Chuck Schumer, U.S. senator, at a news conference: “When it’s cold, as cold as it was, you cut the airport a little slack. But what happened at JFK was way beyond cutting a little slack. It seemed almost everything broke down; it seemed like a disaster. Whether it’s runways not being plowed, whether it’s the baggage machines that transport the baggage freezing, whether it’s not notifying people what’s going on. … It seems almost everything that could go wrong went wrong, including two planes actually colliding. They should have been way better prepared, plain and simple JFK has to follow the Boy Scouts’ motto: ‘Be prepared.’ They weren’t.”

Rick Cotton, executive director, Port Authority, to reporters: “What broke down—and it broke down badly—was the coordination between terminal operators and the airlines to assure that there were gates available for the arriving airplanes. … What happened at JFK Airport is unacceptable and travelers expect and deserve better.”

AN END IN SIGHT

Monday, Jan. 8

2:35 a.m.: Sam Horowitz arrives in Paris via a La Compagnie flight out of Newark after abandoning her XL Airways flight and her bag, which will eventually arrive at Roissy–Charles de Gaulle Airport on Wednesday.

8:48 a.m.: After the airline denies his request for a flight voucher, Adam Newman of Friday’s Delta 426 uses Facebook Live to broadcast his phone call with Delta HQ in Atlanta. Delta gives Newman a $200 voucher.

8:23 p.m.: The Norwegian 787 that had left Albany for London with the passengers’ baggage still in its hold returns to Stewart Airport, in Newburgh, New York, where the bags are unloaded and shipped to JFK.

Natalie Eagle, passenger, Norwegian 7016: “The WhatsApp group was started between me and my husband and a couple other passengers, and we added everyone.
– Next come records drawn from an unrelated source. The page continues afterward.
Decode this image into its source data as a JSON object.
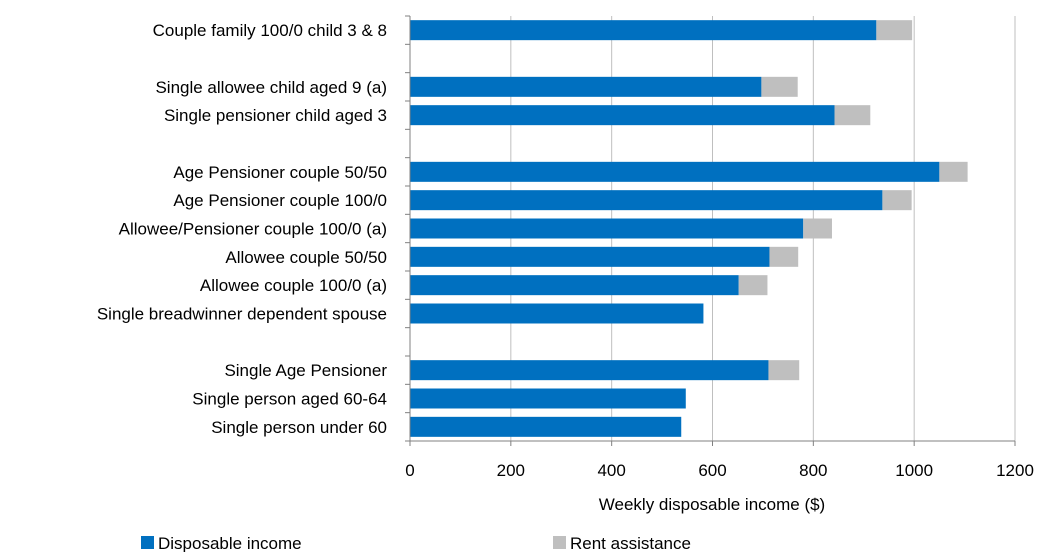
{
  "chart_data": {
    "type": "bar",
    "orientation": "horizontal",
    "stacked": true,
    "categories": [
      "Couple family 100/0 child 3 & 8",
      "",
      "Single allowee child aged 9 (a)",
      "Single pensioner child aged 3",
      "",
      "Age Pensioner couple 50/50",
      "Age Pensioner couple 100/0",
      "Allowee/Pensioner couple 100/0 (a)",
      "Allowee couple 50/50",
      "Allowee couple 100/0 (a)",
      "Single breadwinner dependent spouse",
      "",
      "Single Age Pensioner",
      "Single person aged 60-64",
      "Single person under 60"
    ],
    "series": [
      {
        "name": "Disposable income",
        "color": "#0070C0",
        "values": [
          925,
          null,
          697,
          842,
          null,
          1050,
          937,
          780,
          713,
          652,
          582,
          null,
          711,
          547,
          538
        ]
      },
      {
        "name": "Rent assistance",
        "color": "#BFBFBF",
        "values": [
          71,
          null,
          72,
          71,
          null,
          56,
          58,
          57,
          57,
          57,
          0,
          null,
          61,
          0,
          0
        ]
      }
    ],
    "xlabel": "Weekly disposable income ($)",
    "xlim": [
      0,
      1200
    ],
    "xticks": [
      0,
      200,
      400,
      600,
      800,
      1000,
      1200
    ],
    "grid": "vertical",
    "legend_position": "bottom"
  }
}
People at other hotels, people who are already home. Probably a hundred people. You’d pass your phone onto someone else, everyone just trying to get through to someone. [My husband’s] phone bill is an extra 100 pounds just from [Sunday] night.”
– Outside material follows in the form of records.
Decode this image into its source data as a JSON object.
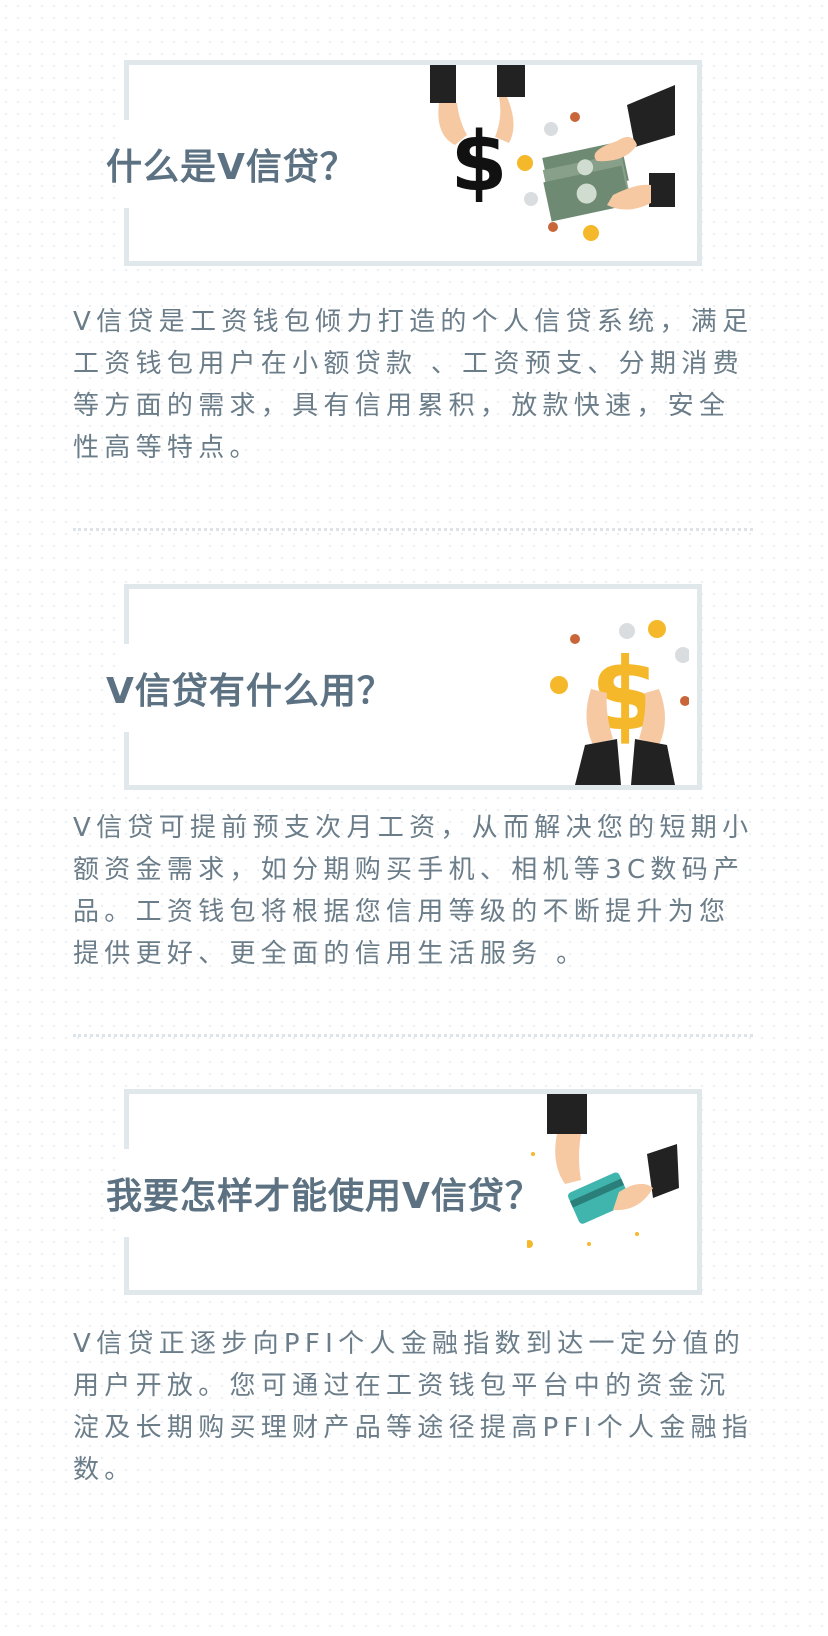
{
  "sections": [
    {
      "title": "什么是V信贷？",
      "body": "V信贷是工资钱包倾力打造的个人信贷系统，满足工资钱包用户在小额贷款 、工资预支、分期消费等方面的需求，具有信用累积，放款快速，安全性高等特点。",
      "illustration": "hands-giving-money-icon"
    },
    {
      "title": "V信贷有什么用？",
      "body": "V信贷可提前预支次月工资，从而解决您的短期小额资金需求，如分期购买手机、相机等3C数码产品。工资钱包将根据您信用等级的不断提升为您提供更好、更全面的信用生活服务 。",
      "illustration": "hands-holding-dollar-icon"
    },
    {
      "title": "我要怎样才能使用V信贷？",
      "body": "V信贷正逐步向PFI个人金融指数到达一定分值的用户开放。您可通过在工资钱包平台中的资金沉淀及长期购买理财产品等途径提高PFI个人金融指数。",
      "illustration": "hands-passing-card-icon"
    }
  ],
  "colors": {
    "title": "#5c7282",
    "body": "#6b7d89",
    "frame": "#e1e8ec",
    "gold": "#f5b82a",
    "sleeve": "#222222",
    "skin": "#f7c9a2",
    "note": "#6f8a72",
    "card": "#3fb5ad"
  }
}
Réal Hamilton-Romeo, senior public relations manager, Norwegian USA: “There are things that could have been done differently, but it’s hard to single out any one particular thing, and I’m not going to say anything that could be misconstrued as negative against our partner, the Port Authority.”

Sam Horowitz, passenger, XL Airways 51: “Frustration and terrible circumstances really lead to making good friends. Now I feel like I have contacts in Paris because I know girls in Paris, and we talked about them coming to visit me in Copenhagen. Now I can reflect that and think, I met these girls because we were all suffering together. I met some really good people that I hope I’ll get to see again.”

Christopher Schaberg, author, Airportness: “The conundrum of flight that airlines don’t typically want to acknowledge openly, but it might serve them well to be more direct about: This whole thing is always on the verge of being such a total mess. … Perhaps we’d all be a bit better off (psychologically, at least) if we went in expecting, well, if not the worst, at least expecting something to go wrong at some point. … Airlines want to promote images of perfection and idealism. But that’s just not the reality of mortal air travel.

CODA

Wednesday, Jan. 10

11:20 a.m.: Six days after the snowstorm, more than 5,000 bags remain at JFK Airport.

1 p.m.: After being rebooked on Iceland Air, with a seven-hour layover in Reykjavik, Natalie Eagle and her husband land on Wednesday evening at Heathrow Airport, more than 100 hours after first arriving at JFK for their flight, and with still one more hour to go: Their car is parked on the other side of London, at Gatwick Airport.